Matt Hougan Declares the 4-Year Crypto Cycle Dead – Welcome to the New Era of Digital Assets
The old crypto playbook just got shredded. Bitwise CIO Matt Hougan drops a truth bomb: Bitcoin’s predictable 4-year boom-bust rhythm is officially obsolete. Here’s why your portfolio needs a hard reset.
The New Rules of the Game
Institutional money isn’t knocking anymore—it kicked down the door. With BlackRock’s ETFs sucking up supply like a financial vacuum and nation-states stacking sats, retail’s ‘buy the halving’ strategy looks quaint. The 2025 market moves at hedge fund speed.
Liquidity Tsunami Ahead
Forget counting mining rewards. The real action? Trillions in legacy finance assets tokenizing on-chain. Real estate, equities, even that overpriced Degas in your CFO’s office—all heading for blockchain rails. (Cue Wall Street’s sudden ‘blockchain not Bitcoin’ epiphany.)
Survival Mode Activated
Projects without clear institutional utility are walking dead. Meanwhile, compliant DeFi protocols and SEC-friendly staking plays are eating the market. The ‘4-year cycle’ didn’t die—it was murdered by Form S-1 filings.
The revolution got a西装 and a Bloomberg terminal. Adapt or get rekt.
Long-Term Forces Reshaping Crypto’s Market Structure
According to Hougan, each halving becomes “half as important” every four years, reducing its impact on market momentum. Unlike 2018 and 2022, when the interest rate environment added pressure to risk assets, today’s monetary backdrop is more favorable to crypto.
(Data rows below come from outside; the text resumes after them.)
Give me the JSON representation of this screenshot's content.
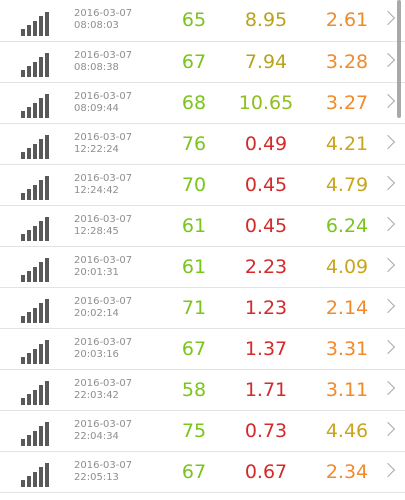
{
  "rows": [
    {
      "date": "2016-03-07",
      "time": "08:08:03",
      "v1": "65",
      "v2": "8.95",
      "v3": "2.61",
      "c1": "#7ac51b",
      "c2": "#b9a31a",
      "c3": "#f08a2a"
    },
    {
      "date": "2016-03-07",
      "time": "08:08:38",
      "v1": "67",
      "v2": "7.94",
      "v3": "3.28",
      "c1": "#7ac51b",
      "c2": "#b9a31a",
      "c3": "#f08a2a"
    },
    {
      "date": "2016-03-07",
      "time": "08:09:44",
      "v1": "68",
      "v2": "10.65",
      "v3": "3.27",
      "c1": "#7ac51b",
      "c2": "#8ebf1f",
      "c3": "#f08a2a"
    },
    {
      "date": "2016-03-07",
      "time": "12:22:24",
      "v1": "76",
      "v2": "0.49",
      "v3": "4.21",
      "c1": "#7ac51b",
      "c2": "#d42a2a",
      "c3": "#c8a51c"
    },
    {
      "date": "2016-03-07",
      "time": "12:24:42",
      "v1": "70",
      "v2": "0.45",
      "v3": "4.79",
      "c1": "#7ac51b",
      "c2": "#d42a2a",
      "c3": "#c8a51c"
    },
    {
      "date": "2016-03-07",
      "time": "12:28:45",
      "v1": "61",
      "v2": "0.45",
      "v3": "6.24",
      "c1": "#7ac51b",
      "c2": "#d42a2a",
      "c3": "#7ac51b"
    },
    {
      "date": "2016-03-07",
      "time": "20:01:31",
      "v1": "61",
      "v2": "2.23",
      "v3": "4.09",
      "c1": "#7ac51b",
      "c2": "#d42a2a",
      "c3": "#c8a51c"
    },
    {
      "date": "2016-03-07",
      "time": "20:02:14",
      "v1": "71",
      "v2": "1.23",
      "v3": "2.14",
      "c1": "#7ac51b",
      "c2": "#d42a2a",
      "c3": "#f08a2a"
    },
    {
      "date": "2016-03-07",
      "time": "20:03:16",
      "v1": "67",
      "v2": "1.37",
      "v3": "3.31",
      "c1": "#7ac51b",
      "c2": "#d42a2a",
      "c3": "#f08a2a"
    },
    {
      "date": "2016-03-07",
      "time": "22:03:42",
      "v1": "58",
      "v2": "1.71",
      "v3": "3.11",
      "c1": "#7ac51b",
      "c2": "#d42a2a",
      "c3": "#f08a2a"
    },
    {
      "date": "2016-03-07",
      "time": "22:04:34",
      "v1": "75",
      "v2": "0.73",
      "v3": "4.46",
      "c1": "#7ac51b",
      "c2": "#d42a2a",
      "c3": "#c8a51c"
    },
    {
      "date": "2016-03-07",
      "time": "22:05:13",
      "v1": "67",
      "v2": "0.67",
      "v3": "2.34",
      "c1": "#7ac51b",
      "c2": "#d42a2a",
      "c3": "#f08a2a"
    }
  ],
  "icons": {
    "signal": "signal-bars-icon",
    "chevron": "chevron-right-icon"
  }
}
Additionally, blow-up risks from unregulated players are fading as regulation improves and institutionalization advances. Hougan notes that the rise of regulated entities and better transparency has stabilized the market and removed some of the cyclical fragility.
He also points to a more significant, emerging risk: the growing influence of Treasury companies that hold and MOVE large amounts of crypto. Their potential to influence markets on a short-term basis is substantial and worth monitoring.
At the same time, larger forces are now in motion. The shift of capital into crypto ETFs marks the beginning of a 5–10 year trend that started in 2024. Institutional adoption is only just beginning, with pensions and endowments starting to explore the asset class. Regulatory momentum kicked off in January 2025, and Wall Street capital is only beginning to FLOW following the passage of the Genius Act this month.
“These long-term pro-crypto forces will overwhelm the classic ‘four-year cycle’ forces,” Hougan said. He believes 2026 will be a strong year—not because of another hype-driven surge, but because of what he calls a “sustained steady boom” rather than a super-cycle. While acknowledging that volatility will persist, Hougan emphasizes that crypto’s maturation is real and accelerating. Investors may need to recalibrate their strategies for this new era.
Crypto Long-Term Trend Strengthens
The monthly logarithmic chart of the total crypto market cap reveals a clear long-term uptrend, currently sitting around $3.82 trillion. After a prolonged consolidation phase that began in mid-2022, the market has steadily climbed and is now approaching its all-time high range NEAR the $3.9 trillion–$4 trillion mark. This level acted as a significant resistance zone during the previous cycle and remains a key psychological barrier.
From a technical perspective, the 50-month simple moving average (SMA) continues to slope upward and currently sits at $1.88 trillion, well below the current market value, reflecting strong macro support. Additionally, volume has picked up significantly in recent months—especially during the last two green candles—indicating renewed investor confidence and institutional inflows, consistent with the narrative of growing ETF adoption and broader regulatory clarity.
The market structure also shows higher lows and higher highs on the monthly timeframe, signaling that the bullish trend remains intact. As long as the crypto market cap continues to hold above $3.2 trillion and makes another monthly close above $3.8 trillion, the probability of a breakout toward uncharted territory increases significantly.